I think I've been hoodwinked. I think the vast majority of us have been bamboozled. 

Here on campus, I've participated in quite a few discussions about "the art of bullshitting". I've often heard it referred to as the number one skill gained by a Princeton education: the ability to sound like you know what you're talking about when you're really making it up as you go along. Just a few weeks ago, I was marveling at my own ability to read 30 pages of a 200 page book and still answer questions my professor asked the class during lecture. A few nights ago, I was talking about a course I took last Spring that I tried hard to do poorly in (I was taking the class pass/fail) by not doing the readings, bullshitting in precept, making up fairly outrageous paper topics and writing the papers the night before they were due, etc. I don't know exactly, but I'm almost positive I got at least an A- in the class. 

This and other experiences/conversations have called me to reconsider the nature of bullshitting. The OED defines the verb "to bullshit" as "to talk nonsense (to); also, to bluff one's way through (something) by talking nonsense". Urban dictionary agrees, defining it as "to generate stuff that is made up for the purpose of placating someone, or passing an exam, or getting elected to office. Most often false or ridiculous."

I'm gonna go out on a limb here and say that that's not what we're doing in class/precept/papers the vast majority of the time. "Nonsense" is too strong a word. What we're saying is informed by something--if not the course's "required" readings, then by previous knowledge gained from other classes, things picked up in lecture, or even personal experiences which can be quite relevant and illuminating. ...I think that what we so often call "bullshit" is actually "original thought". No one called philosophers and founding scholars of various disciplines bullshitters when they sat around thinking and wrote their various treatises. They were contributing to scholarship and developing intellect and I think that, on a much smaller scale, obviously, we're doing the same thing.

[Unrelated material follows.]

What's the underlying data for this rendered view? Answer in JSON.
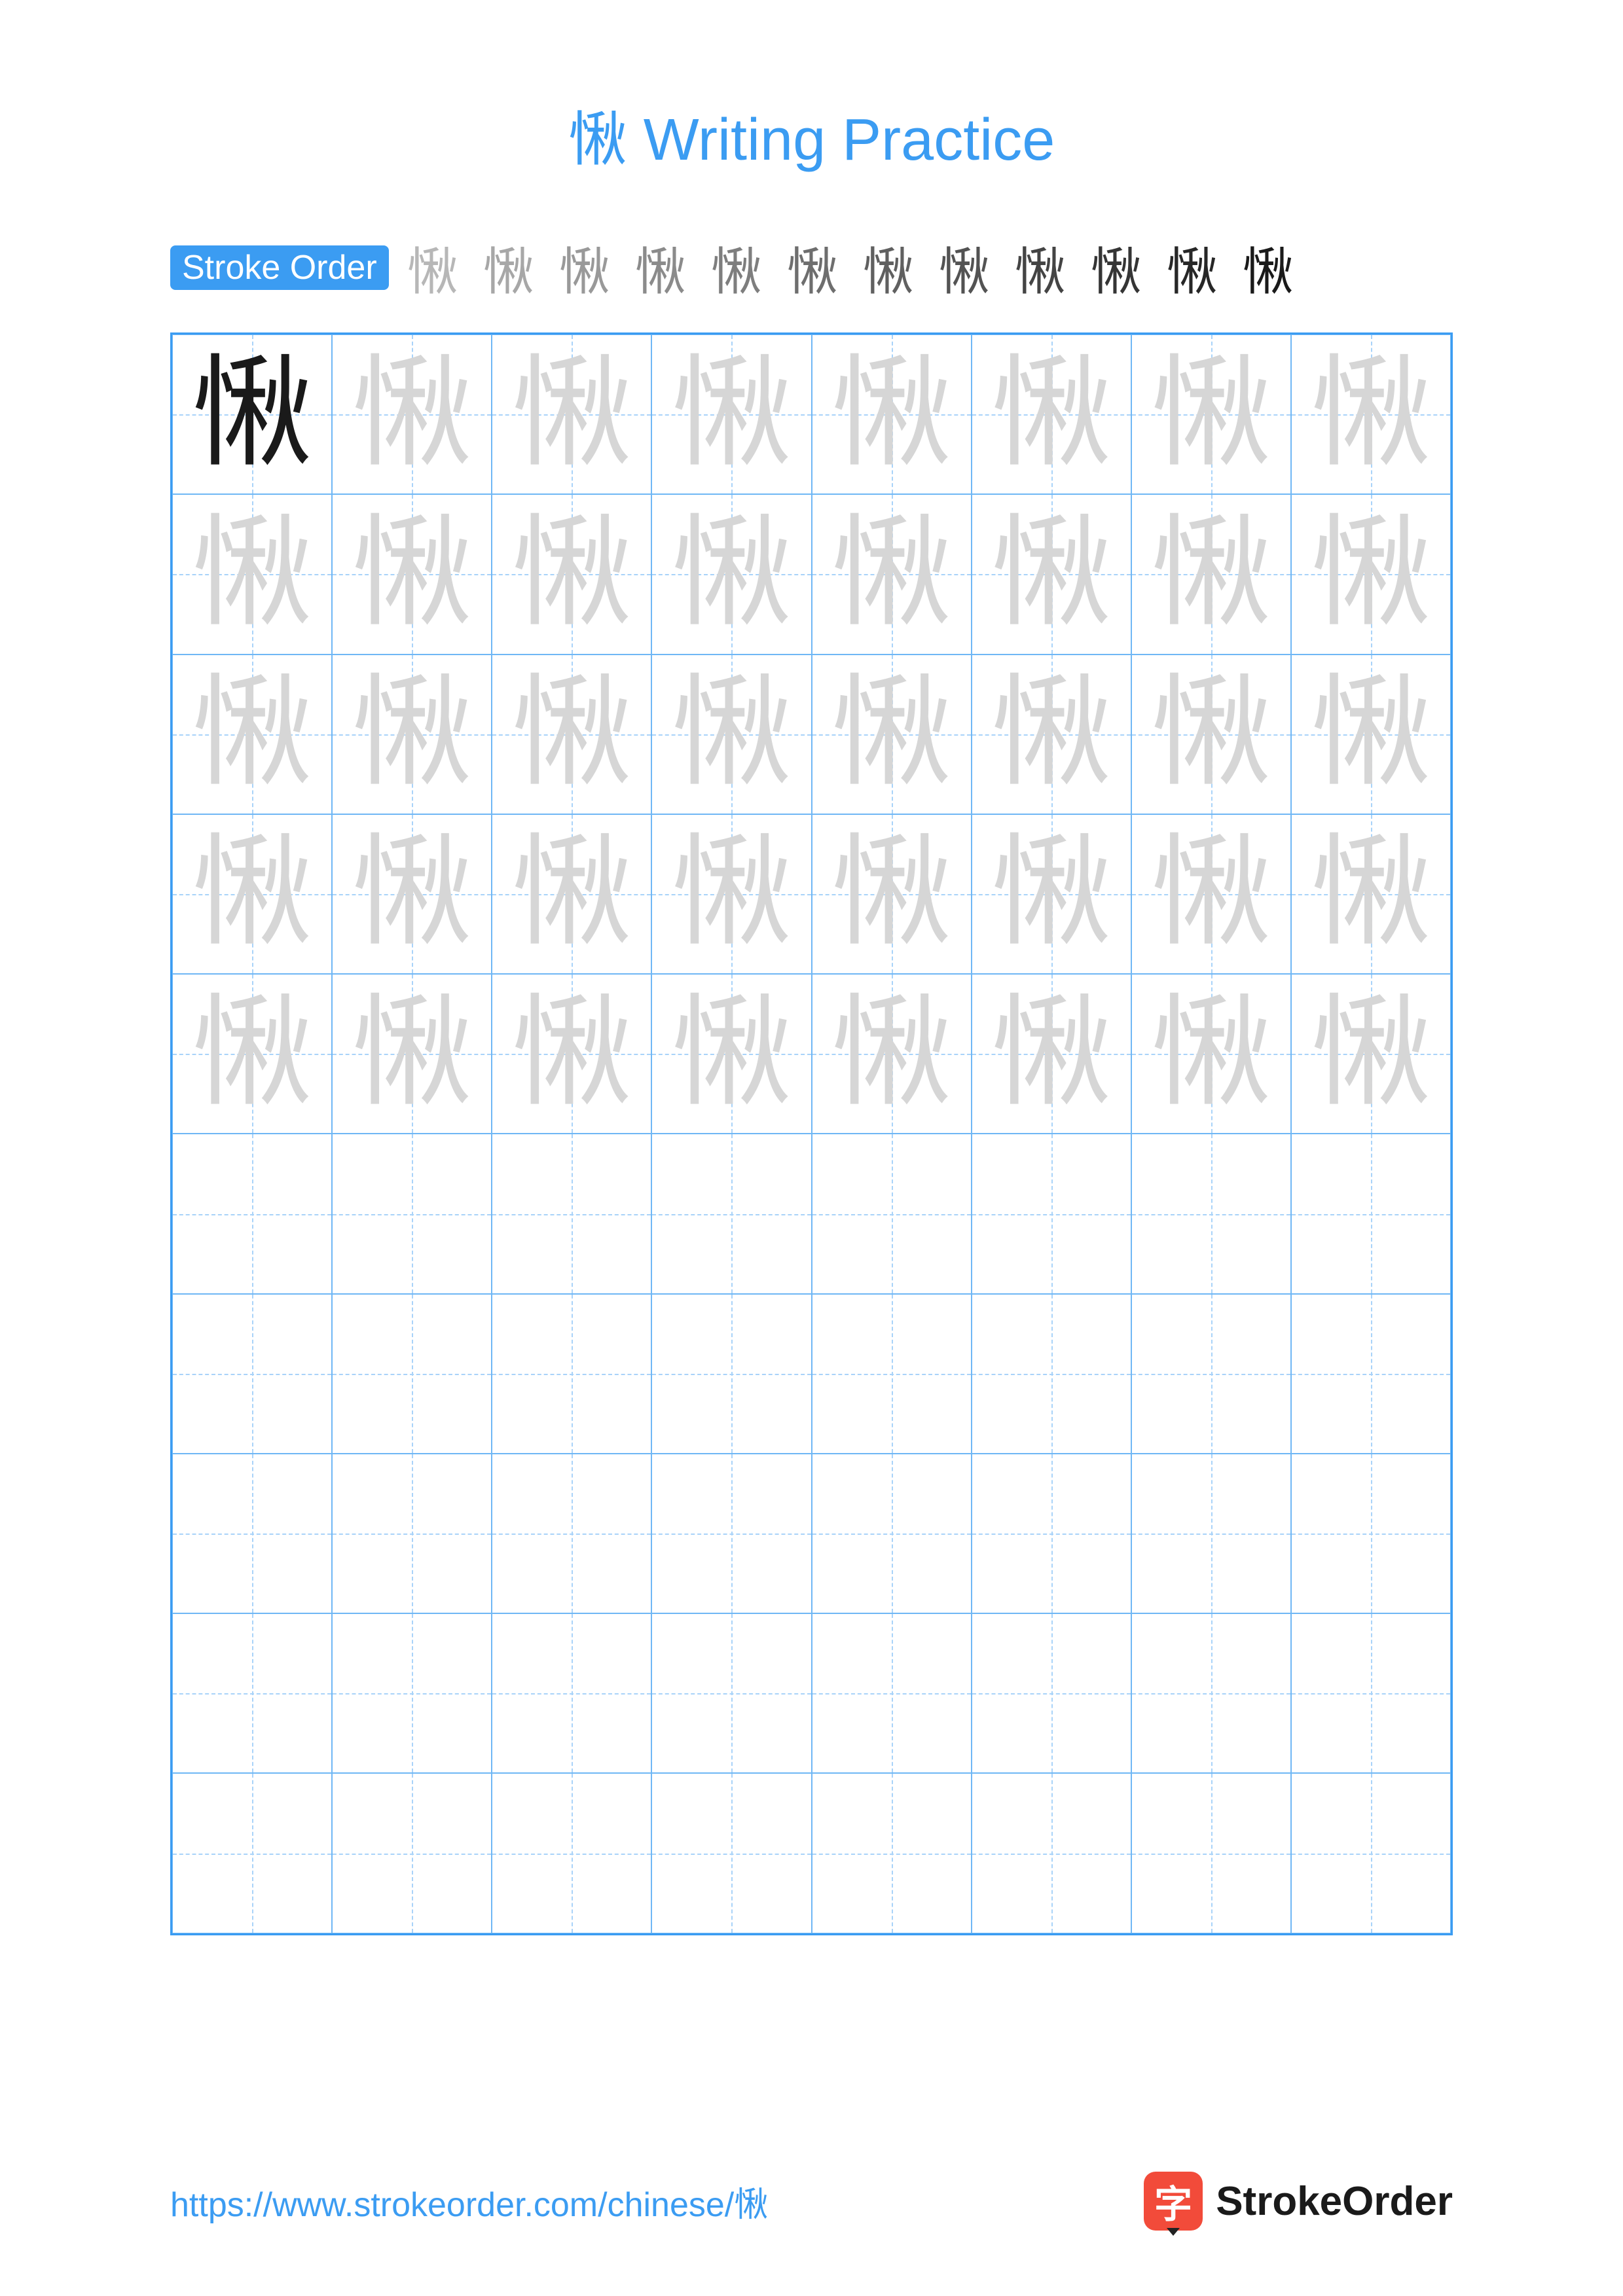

So I'm making a resolution to stop referring to my work in academic settings as bullshit, even when I didn't put as much effort into it as I could have. That feels like selling my academic work, my academic self, short. It feels like I'm not giving myself credit for that of which I'm capable. It sounds like I'm denying that what I think and say and do is important. I feel like existing in a culture that refers to such work as "bullshit" most of the time encourages us to distance ourselves from our scholarship, to not take pride in our work, to discredit that which we are and do. And THAT is some bullshit.